Em termos remuneratórios, alarga ainda de 12 para 14 vezes ao ano o pagamento do subsídio de compensação, valor que, segundo o PSD, que votou contra o diploma, está isento de IRS e passa a integrar o vencimento base dos magistrados de forma "vitalícia e eterna".

A aprovação do novo Estatuto do MP era uma reivindicação antiga da classe e que levou o Sindicato dos Magistrados do Ministério Público (SMMP) a realizar greves em finais de junho por considerar que algumas das propostas em discussão no parlamento punham em risco a autonomia do MP e da própria investigação criminal.

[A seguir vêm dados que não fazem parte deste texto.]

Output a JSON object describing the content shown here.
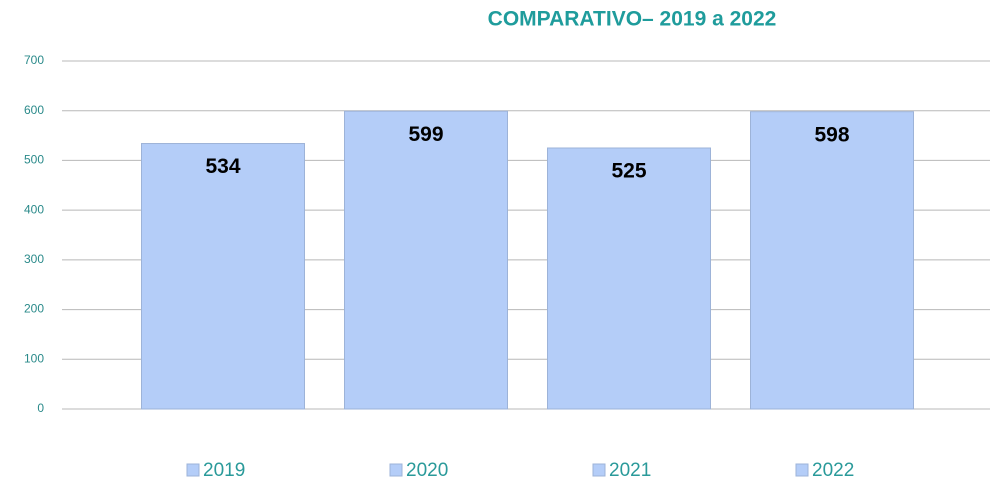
{
  "chart_data": {
    "type": "bar",
    "title": "COMPARATIVO– 2019 a 2022",
    "categories": [
      "2019",
      "2020",
      "2021",
      "2022"
    ],
    "values": [
      534,
      599,
      525,
      598
    ],
    "color": "#b4cdf8",
    "ylim": [
      0,
      700
    ],
    "yticks": [
      0,
      100,
      200,
      300,
      400,
      500,
      600,
      700
    ],
    "grid": true,
    "legend": "bottom"
  }
}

Sindicato de magistrados congratula-se com aprovação de Estatuto do Ministério Público

O presidente do Sindicato dos Magistrados do Ministério Público (SMMP) congratulou-se com a aprovação em votação final global no parlamento do Estatuto do Ministério Público, considerando o diploma "equilibrado" e respeitador dos princípios fundamentais do MP.

Em declarações à agência Lusa, António Ventinhas referiu que, apesar de não concordar integralmente com todas as soluções contempladas no diploma, nomeadamente com a carreira plana proposta para o MP, o texto, no seu todo e na sua versão final, é "um documento equilibrado e que respeita os princípios da autonomia e organização do MP", bem como o paralelismo entre as magistraturas judicial e do MP.

O presidente do SMMP lembrou que a revisão do Estatuto do MP era uma questão que se arrastava há anos, observando que o devia estar aprovado desde setembro de 2014, em consonância com a nova organização judiciária que foi introduzida.

O diploma agora aprovado contribuiu, no entender de António Ventinhas, para uma "clarificação do MP e da organização do sistema judiciário" em várias matérias.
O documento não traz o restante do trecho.